If at first glance, you think this Ford concept Explorer from 1990 belongs in the garage at Barbie's Beach Bungalow, you would not be wrong. It's so rad(ical) because it unabashedly embraces the era's vibe for all its worth. So what was Ford thinking?

Over the years, Ford has designed and built hundreds (if not thousands) of concept cars that only made it as far as a one-off display at a car show. The whole point is to provide an idea that something — from advanced high-tech doodads to wild and crazy styling — can actually be made into a functional ride the public will like and the automaker can produce. Many concept cars never make it past this phase, however, and are either destroyed, displayed at a car museum, or sold to a car collector for a pretty penny.

Throughout most of the 1980s, car companies were producing boxy beasts of burden. As Motor Trend put it, they "brought us some real crap." As the dawning of a new decade approached, Ford wanted to shake things up, so it reached into its bag of tricks and took a radical, bold approach with a new Sport Utility Vehicle (SUV) — the Explorer.
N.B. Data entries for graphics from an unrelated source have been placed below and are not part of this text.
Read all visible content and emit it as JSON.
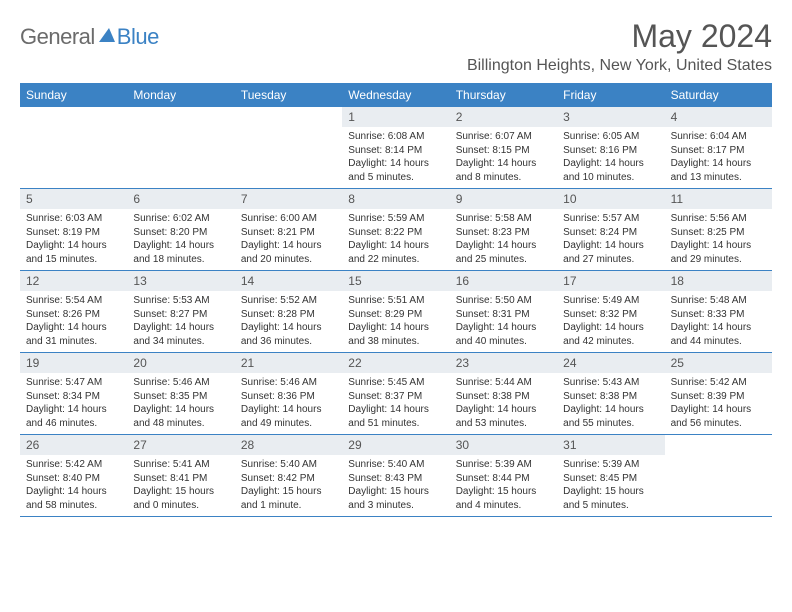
{
  "brand": {
    "part1": "General",
    "part2": "Blue"
  },
  "title": "May 2024",
  "location": "Billington Heights, New York, United States",
  "colors": {
    "accent": "#3b82c4",
    "daybar": "#e9edf1",
    "text": "#333333",
    "title": "#555555",
    "logo_gray": "#6b6b6b"
  },
  "dowLabels": [
    "Sunday",
    "Monday",
    "Tuesday",
    "Wednesday",
    "Thursday",
    "Friday",
    "Saturday"
  ],
  "weeks": [
    [
      null,
      null,
      null,
      {
        "n": "1",
        "sr": "Sunrise: 6:08 AM",
        "ss": "Sunset: 8:14 PM",
        "dl": "Daylight: 14 hours and 5 minutes."
      },
      {
        "n": "2",
        "sr": "Sunrise: 6:07 AM",
        "ss": "Sunset: 8:15 PM",
        "dl": "Daylight: 14 hours and 8 minutes."
      },
      {
        "n": "3",
        "sr": "Sunrise: 6:05 AM",
        "ss": "Sunset: 8:16 PM",
        "dl": "Daylight: 14 hours and 10 minutes."
      },
      {
        "n": "4",
        "sr": "Sunrise: 6:04 AM",
        "ss": "Sunset: 8:17 PM",
        "dl": "Daylight: 14 hours and 13 minutes."
      }
    ],
    [
      {
        "n": "5",
        "sr": "Sunrise: 6:03 AM",
        "ss": "Sunset: 8:19 PM",
        "dl": "Daylight: 14 hours and 15 minutes."
      },
      {
        "n": "6",
        "sr": "Sunrise: 6:02 AM",
        "ss": "Sunset: 8:20 PM",
        "dl": "Daylight: 14 hours and 18 minutes."
      },
      {
        "n": "7",
        "sr": "Sunrise: 6:00 AM",
        "ss": "Sunset: 8:21 PM",
        "dl": "Daylight: 14 hours and 20 minutes."
      },
      {
        "n": "8",
        "sr": "Sunrise: 5:59 AM",
        "ss": "Sunset: 8:22 PM",
        "dl": "Daylight: 14 hours and 22 minutes."
      },
      {
        "n": "9",
        "sr": "Sunrise: 5:58 AM",
        "ss": "Sunset: 8:23 PM",
        "dl": "Daylight: 14 hours and 25 minutes."
      },
      {
        "n": "10",
        "sr": "Sunrise: 5:57 AM",
        "ss": "Sunset: 8:24 PM",
        "dl": "Daylight: 14 hours and 27 minutes."
      },
      {
        "n": "11",
        "sr": "Sunrise: 5:56 AM",
        "ss": "Sunset: 8:25 PM",
        "dl": "Daylight: 14 hours and 29 minutes."
      }
    ],
    [
      {
        "n": "12",
        "sr": "Sunrise: 5:54 AM",
        "ss": "Sunset: 8:26 PM",
        "dl": "Daylight: 14 hours and 31 minutes."
      },
      {
        "n": "13",
        "sr": "Sunrise: 5:53 AM",
        "ss": "Sunset: 8:27 PM",
        "dl": "Daylight: 14 hours and 34 minutes."
      },
      {
        "n": "14",
        "sr": "Sunrise: 5:52 AM",
        "ss": "Sunset: 8:28 PM",
        "dl": "Daylight: 14 hours and 36 minutes."
      },
      {
        "n": "15",
        "sr": "Sunrise: 5:51 AM",
        "ss": "Sunset: 8:29 PM",
        "dl": "Daylight: 14 hours and 38 minutes."
      },
      {
        "n": "16",
        "sr": "Sunrise: 5:50 AM",
        "ss": "Sunset: 8:31 PM",
        "dl": "Daylight: 14 hours and 40 minutes."
      },
      {
        "n": "17",
        "sr": "Sunrise: 5:49 AM",
        "ss": "Sunset: 8:32 PM",
        "dl": "Daylight: 14 hours and 42 minutes."
      },
      {
        "n": "18",
        "sr": "Sunrise: 5:48 AM",
        "ss": "Sunset: 8:33 PM",
        "dl": "Daylight: 14 hours and 44 minutes."
      }
    ],
    [
      {
        "n": "19",
        "sr": "Sunrise: 5:47 AM",
        "ss": "Sunset: 8:34 PM",
        "dl": "Daylight: 14 hours and 46 minutes."
      },
      {
        "n": "20",
        "sr": "Sunrise: 5:46 AM",
        "ss": "Sunset: 8:35 PM",
        "dl": "Daylight: 14 hours and 48 minutes."
      },
      {
        "n": "21",
        "sr": "Sunrise: 5:46 AM",
        "ss": "Sunset: 8:36 PM",
        "dl": "Daylight: 14 hours and 49 minutes."
      },
      {
        "n": "22",
        "sr": "Sunrise: 5:45 AM",
        "ss": "Sunset: 8:37 PM",
        "dl": "Daylight: 14 hours and 51 minutes."
      },
      {
        "n": "23",
        "sr": "Sunrise: 5:44 AM",
        "ss": "Sunset: 8:38 PM",
        "dl": "Daylight: 14 hours and 53 minutes."
      },
      {
        "n": "24",
        "sr": "Sunrise: 5:43 AM",
        "ss": "Sunset: 8:38 PM",
        "dl": "Daylight: 14 hours and 55 minutes."
      },
      {
        "n": "25",
        "sr": "Sunrise: 5:42 AM",
        "ss": "Sunset: 8:39 PM",
        "dl": "Daylight: 14 hours and 56 minutes."
      }
    ],
    [
      {
        "n": "26",
        "sr": "Sunrise: 5:42 AM",
        "ss": "Sunset: 8:40 PM",
        "dl": "Daylight: 14 hours and 58 minutes."
      },
      {
        "n": "27",
        "sr": "Sunrise: 5:41 AM",
        "ss": "Sunset: 8:41 PM",
        "dl": "Daylight: 15 hours and 0 minutes."
      },
      {
        "n": "28",
        "sr": "Sunrise: 5:40 AM",
        "ss": "Sunset: 8:42 PM",
        "dl": "Daylight: 15 hours and 1 minute."
      },
      {
        "n": "29",
        "sr": "Sunrise: 5:40 AM",
        "ss": "Sunset: 8:43 PM",
        "dl": "Daylight: 15 hours and 3 minutes."
      },
      {
        "n": "30",
        "sr": "Sunrise: 5:39 AM",
        "ss": "Sunset: 8:44 PM",
        "dl": "Daylight: 15 hours and 4 minutes."
      },
      {
        "n": "31",
        "sr": "Sunrise: 5:39 AM",
        "ss": "Sunset: 8:45 PM",
        "dl": "Daylight: 15 hours and 5 minutes."
      },
      null
    ]
  ]
}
The first one rolled off the production floor in 1991, and alongside the Jeep Grand Cherokee, are credited with spurring the "modern SUV craze." These newfangled vehicles would soon make us forget about the stodgy family truckster station wagons that had come before.

Cowabunga dude!

In the runup to production, Ford wasn't satisfied with just the one Explorer rolling out to the general public. At the 1990 North American International Auto Show in Detroit, it showed people a whole different Explorer called the "Surf." By looking at it, you knew it was aimed at a much younger crowd.

In fact, it was quite literally marketed by Ford as a "leisure vehicle" that would be "a fun way to get to the beach." This beachrunner version of the Explorer came with a removable roof, but the tailgate wouldn't open. Nothing covered the back half of the vehicle, so it was genuinely open air. It had four high-intensity moveable spotlights on a top bar, with another four centered in the grill in an odd and not entirely helpful formation. The massive 15-inch wide wheels came with spherical covers that kept sand and grit out of the hub, while swing-out speakers completed the far-out features of this Ford.
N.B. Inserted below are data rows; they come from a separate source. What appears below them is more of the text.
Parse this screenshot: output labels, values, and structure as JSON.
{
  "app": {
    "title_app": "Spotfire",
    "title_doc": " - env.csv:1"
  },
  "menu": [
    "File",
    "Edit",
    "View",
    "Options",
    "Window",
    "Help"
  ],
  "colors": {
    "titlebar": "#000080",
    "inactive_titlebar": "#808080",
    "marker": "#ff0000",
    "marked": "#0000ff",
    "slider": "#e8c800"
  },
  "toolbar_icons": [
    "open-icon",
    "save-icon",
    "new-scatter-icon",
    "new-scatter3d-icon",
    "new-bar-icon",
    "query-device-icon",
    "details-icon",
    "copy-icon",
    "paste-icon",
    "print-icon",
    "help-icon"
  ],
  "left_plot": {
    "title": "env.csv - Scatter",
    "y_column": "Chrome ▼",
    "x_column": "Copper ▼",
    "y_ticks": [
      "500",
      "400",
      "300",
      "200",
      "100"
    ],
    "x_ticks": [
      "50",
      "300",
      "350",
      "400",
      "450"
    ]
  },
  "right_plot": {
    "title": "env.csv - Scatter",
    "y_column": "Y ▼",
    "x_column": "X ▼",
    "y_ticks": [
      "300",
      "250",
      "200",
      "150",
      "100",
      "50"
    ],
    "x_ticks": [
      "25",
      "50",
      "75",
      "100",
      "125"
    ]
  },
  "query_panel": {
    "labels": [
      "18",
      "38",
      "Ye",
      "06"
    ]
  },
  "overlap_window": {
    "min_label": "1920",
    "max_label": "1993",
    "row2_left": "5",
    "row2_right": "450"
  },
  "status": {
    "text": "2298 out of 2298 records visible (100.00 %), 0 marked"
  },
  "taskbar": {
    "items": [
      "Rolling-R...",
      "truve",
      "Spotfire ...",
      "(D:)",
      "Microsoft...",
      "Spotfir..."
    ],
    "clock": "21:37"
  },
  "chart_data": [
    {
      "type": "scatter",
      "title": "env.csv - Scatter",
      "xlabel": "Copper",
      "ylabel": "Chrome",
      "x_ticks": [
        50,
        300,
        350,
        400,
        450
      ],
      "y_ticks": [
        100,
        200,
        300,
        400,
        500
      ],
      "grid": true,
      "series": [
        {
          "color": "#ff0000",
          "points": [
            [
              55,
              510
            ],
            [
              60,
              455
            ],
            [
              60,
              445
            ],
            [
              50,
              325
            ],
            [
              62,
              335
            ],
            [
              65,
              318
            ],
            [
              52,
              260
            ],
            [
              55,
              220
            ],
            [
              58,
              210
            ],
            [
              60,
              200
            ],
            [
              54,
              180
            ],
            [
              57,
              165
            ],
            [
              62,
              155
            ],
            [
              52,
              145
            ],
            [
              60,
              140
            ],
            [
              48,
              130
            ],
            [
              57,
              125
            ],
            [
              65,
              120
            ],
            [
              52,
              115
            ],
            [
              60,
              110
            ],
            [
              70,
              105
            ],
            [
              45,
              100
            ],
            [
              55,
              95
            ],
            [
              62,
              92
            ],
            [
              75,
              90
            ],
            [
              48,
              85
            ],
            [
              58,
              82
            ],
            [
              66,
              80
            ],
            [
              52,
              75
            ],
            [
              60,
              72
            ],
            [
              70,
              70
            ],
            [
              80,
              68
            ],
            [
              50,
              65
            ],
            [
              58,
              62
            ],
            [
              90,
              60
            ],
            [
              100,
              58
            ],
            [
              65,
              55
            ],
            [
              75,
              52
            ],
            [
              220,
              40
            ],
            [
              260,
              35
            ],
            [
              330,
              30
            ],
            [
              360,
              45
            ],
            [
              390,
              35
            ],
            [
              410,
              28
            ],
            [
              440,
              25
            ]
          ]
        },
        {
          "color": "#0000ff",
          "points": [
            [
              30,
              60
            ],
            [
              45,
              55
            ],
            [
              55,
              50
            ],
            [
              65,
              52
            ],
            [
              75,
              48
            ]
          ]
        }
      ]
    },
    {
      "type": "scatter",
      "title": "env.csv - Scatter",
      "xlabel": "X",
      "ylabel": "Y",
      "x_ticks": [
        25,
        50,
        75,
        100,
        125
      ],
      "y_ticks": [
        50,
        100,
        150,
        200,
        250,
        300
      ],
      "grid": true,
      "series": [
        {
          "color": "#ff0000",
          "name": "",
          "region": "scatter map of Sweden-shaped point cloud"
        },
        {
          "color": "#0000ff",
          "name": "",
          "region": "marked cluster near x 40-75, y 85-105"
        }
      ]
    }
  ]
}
A lusciously lavender lacquer, which Ford Truck Enthusiasts aptly referred to as "Pepto Bismal pink," wrapped the front half of this beachy vehicle. The color changes midship, wherein the words "Surf" are stenciled on the door amidst what can best be described as a graphic depicting waves and bubbly surf. The back half of the SUV was awash in a seafoam green color, perhaps meant to represent the ocean.

Ford never released any specs about the car, and very few images or videos exist. As far as anyone knows, it was only shown at the one Detroit show in 1990 and sunk below the waves never to be seen again.